A professor of bio-molecular engineering has announced that he is close to perfecting a fully-functional HIV vaccine.
Professor Phil Berman is a pioneer in the arena of recombinant vaccines. He has been searching for an HIV vaccine for almost thirty years. Since his arrival at the University of California, Santa Cruz in 2006, he has received millions of dollars in grants from the National Institutes of Health in pursuit of his goal.
This is not the first time Berman has announced major progress. According to a press release from the university, the current vaccine is a refinement of an older iteration called AIDSVAX, which Berman came up with while he was working for the biotech company Genetech in the 1990s. Between 2003 and 2009, AIDSVAX underwent trials on 16,000 people in Thailand. During the trials, it demonstrated a 31 percent success rate at preventing new HIV infections. This is still the only time an HIV vaccine has had a success rate that high.
However, at a success rate of 31 percent, it is not quite ready to put on the market. Regulatory agencies require at least a 60 percent success rate before a vaccine can be released to the general public. Berman has been slowly reworking the original vaccine’s formula to be more potent and effective. HIV is a virus capable of spontaneously mutating, so the vaccine needs to have “broadly neutralizing antibodies” to attack any and all HIV pathogens.
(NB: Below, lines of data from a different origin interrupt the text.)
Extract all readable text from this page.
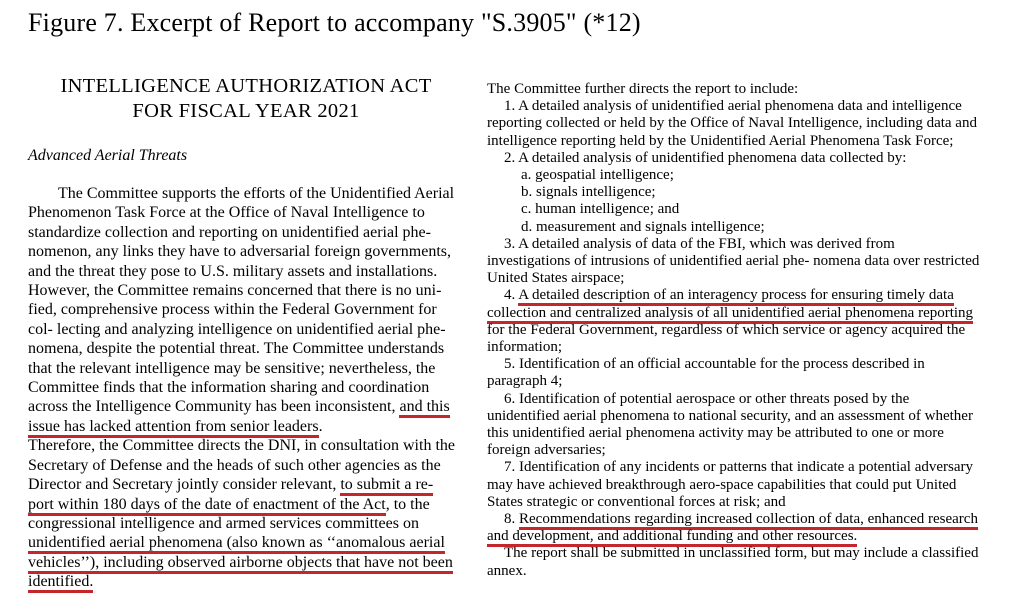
Figure 7. Excerpt of Report to accompany "S.3905" (*12)
INTELLIGENCE AUTHORIZATION ACT
FOR FISCAL YEAR 2021
Advanced Aerial Threats
The Committee supports the efforts of the Unidentified Aerial
Phenomenon Task Force at the Office of Naval Intelligence to
standardize collection and reporting on unidentified aerial phe-
nomenon, any links they have to adversarial foreign governments,
and the threat they pose to U.S. military assets and installations.
However, the Committee remains concerned that there is no uni-
fied, comprehensive process within the Federal Government for
col- lecting and analyzing intelligence on unidentified aerial phe-
nomena, despite the potential threat. The Committee understands
that the relevant intelligence may be sensitive; nevertheless, the
Committee finds that the information sharing and coordination
across the Intelligence Community has been inconsistent, and this
issue has lacked attention from senior leaders.
Therefore, the Committee directs the DNI, in consultation with the
Secretary of Defense and the heads of such other agencies as the
Director and Secretary jointly consider relevant, to submit a re-
port within 180 days of the date of enactment of the Act, to the
congressional intelligence and armed services committees on
unidentified aerial phenomena (also known as ‘‘anomalous aerial
vehicles’’), including observed airborne objects that have not been
identified.
The Committee further directs the report to include:
1. A detailed analysis of unidentified aerial phenomena data and intelligence
reporting collected or held by the Office of Naval Intelligence, including data and
intelligence reporting held by the Unidentified Aerial Phenomena Task Force;
2. A detailed analysis of unidentified phenomena data collected by:
a. geospatial intelligence;
b. signals intelligence;
c. human intelligence; and
d. measurement and signals intelligence;
3. A detailed analysis of data of the FBI, which was derived from
investigations of intrusions of unidentified aerial phe- nomena data over restricted
United States airspace;
4. A detailed description of an interagency process for ensuring timely data
collection and centralized analysis of all unidentified aerial phenomena reporting
for the Federal Government, regardless of which service or agency acquired the
information;
5. Identification of an official accountable for the process described in
paragraph 4;
6. Identification of potential aerospace or other threats posed by the
unidentified aerial phenomena to national security, and an assessment of whether
this unidentified aerial phenomena activity may be attributed to one or more
foreign adversaries;
7. Identification of any incidents or patterns that indicate a potential adversary
may have achieved breakthrough aero-space capabilities that could put United
States strategic or conventional forces at risk; and
8. Recommendations regarding increased collection of data, enhanced research
and development, and additional funding and other resources.
The report shall be submitted in unclassified form, but may include a classified
annex.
HIV and AIDS killed roughly 1.5 million people in 2013. This number is dwarfed by the people infected by HIV and AIDS. According to UNAIDS, 35 million people are living with HIV and AIDS, and of those 35 million, 19 million did not know they were infected.
Part of what makes HIV so terrifying is the stigma associated with it. Many still view the disease as a death sentence, and most people still consider it a shameful thing. The attitude around the disease makes people unlikely to get themselves tested. Despite growing testing campaigns by many governments, there is still an epidemic of people who are unaware they are infected by HIV or AIDS.
Berman’s vaccine is different from the other vaccines currently being researched. It focuses on a particular sugar on the virus’s complex surface. If successful, the antibodies in the vaccine should be able to penetrate the virus and bind to it before the host is infected.
“The kind of vaccine we’re making is to prevent infection all together, so that the virus never establishes this big library of variants,” Berman said to the Santa Cruz Sentinel. “We’re trying to create complete protection so that the virus never gets a foothold.”
If Berman succeeds, the battle against the global pandemic of AIDS and HIV will have an invaluable new weapon. Someday soon, it may even join the ranks of smallpox or the Black Death – a disease remembered, but no longer experienced.